Thanks for the answers.
You want to do non-blocking I/O with the select module.
There are a couple of different specific techniques. select.select should work for every major platform. There are other variations that are more efficient (and could matter if you are checking tens of thousands of connections simultaneously) but you will then need to write the code for you specific platform.
I've run into this situation before. Just make a pool of Tasks, and spawn a fixed number of threads that run an endless loop which grabs a Task from the pool, run it, and repeat. Essentially you're implementing your own thread abstraction and using the OS threads to implement it.
This does have drawbacks, the major one being that if your Tasks block for long periods of time they can prevent the execution of other Tasks. But it does let you create an unbounded number of Tasks, limited only by memory.

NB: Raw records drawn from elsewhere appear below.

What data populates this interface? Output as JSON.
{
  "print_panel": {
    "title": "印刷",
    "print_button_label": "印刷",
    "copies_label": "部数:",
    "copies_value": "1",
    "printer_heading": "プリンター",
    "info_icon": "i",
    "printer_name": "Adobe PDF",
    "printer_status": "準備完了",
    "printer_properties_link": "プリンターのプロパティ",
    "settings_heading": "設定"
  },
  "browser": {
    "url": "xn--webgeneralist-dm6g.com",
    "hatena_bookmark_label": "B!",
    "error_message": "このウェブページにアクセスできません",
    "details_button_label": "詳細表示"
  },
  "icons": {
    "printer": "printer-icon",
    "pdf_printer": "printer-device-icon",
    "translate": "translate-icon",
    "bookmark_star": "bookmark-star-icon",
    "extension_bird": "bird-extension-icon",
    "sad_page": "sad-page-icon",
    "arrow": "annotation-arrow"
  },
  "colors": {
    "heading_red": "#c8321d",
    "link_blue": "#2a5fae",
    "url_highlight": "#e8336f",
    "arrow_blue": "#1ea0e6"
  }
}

Does Python have any sort of asynchronous IO functionality? That would be the preferred answer IMO - spawning an extra thread for each outbound connection isn't as neat as having a single thread which is effectively event-driven.
Using different processes, and pipes to transfer data. Using threads in python is pretty lame. From what I heard, they don't actually run in parallel, even if you have a multi-core processor... But maybe it was fixed in python3.

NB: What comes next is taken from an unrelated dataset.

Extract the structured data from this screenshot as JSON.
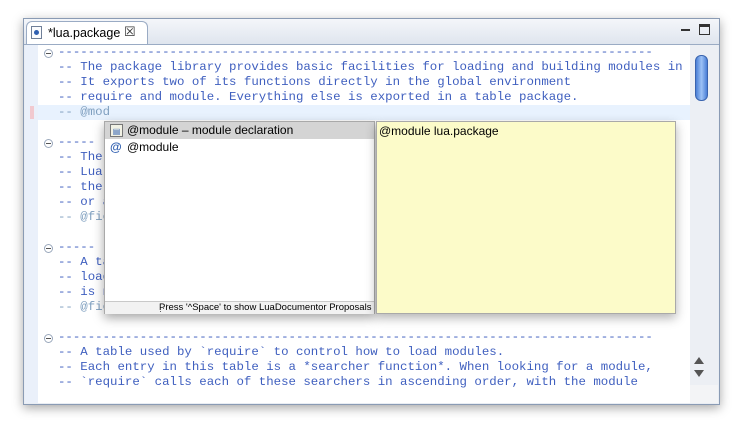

My solution is: A global variable that gets incremented when a thread spawns and decrements when a thread finishes. The function which spawns the threads monitors the variable so that the limit is not reached.
The standard way is to have each thread get next tasks in a loop instead of dying after processing just one. This way you don't have to keep track of the number of threads, since you just fire a fixed number of them. As a bonus, you save on thread creation/destruction.
A counting semaphore should do the trick.
from socket import *
from threading import *
maxthreads = 1000
threads_sem = Semaphore(maxthreads)
class MyThread(Thread):
def __init__(self, conn, addr):
Thread.__init__(self)
self.conn = conn
self.addr = addr
def run(self):
try:
read = conn.recv(4096)
if read == 'go away\n':
global running
running = False
conn.close()
finally:
threads_sem.release()
sock = socket()
sock.bind(('0.0.0.0', 2323))
sock.listen(1)
running = True
while running:
conn, addr = sock.accept()
threads_sem.acquire()
MyThread(conn, addr).start()
Make sure your threads get destroyed properly after they've been used or use a threadpool, although per what I see they're not that effective in Python
see here:
http://code.activestate.com/recipes/203871/
Using the select module or a similar library would most probably be a more efficient solution, but that would require bigger architectural changes.
If you just want to limit the number of threads, a global counter should be fine, as long as you access it in a thread safe way.
Be careful to minimize the default thread stack size. At least on Linux, the default limit puts severe restrictions on the number of created threads. Linux allocates a chunk of the process virtual address space to the stack (usually 10MB). 300 threads x 10MB stack allocation = 3GB of virtual address space dedicated to stack, and on a 32 bit system you have a 3GB limit. You can probably get away with much less.
Twisted is a perfect fit for this problem. See http://twistedmatrix.com/documents/current/core/howto/clients.html for a tutorial on writing a client.
If you don't mind using alternate Python implmentations, Stackless has light-weight (non-native) threads. The only company I know doing much with it though is CCP--they use it for tasklets in their game on both the client and server. You still need to do async I/O with Stackless because if a thread blocks, the process blocks.
As mentioned in another thread, why do you spawn off a new thread for each single operation? This is a classical producer - consumer problem, isn't it? Depending a bit on how you look at it, the proxy checkers might be comsumers or producers.
Anyway, the solution is to make a "queue" of "tasks" to process, and make the threads in a loop check if there are any more tasks to perform in the queue, and if there isn't, wait a predefined interval, and check again.
You should protect your queue with some locking mechanisms, i.e. semaphores, to prevent race conditions.
It's really not that difficult. But it requires a bit of thinking getting it right. Good luck!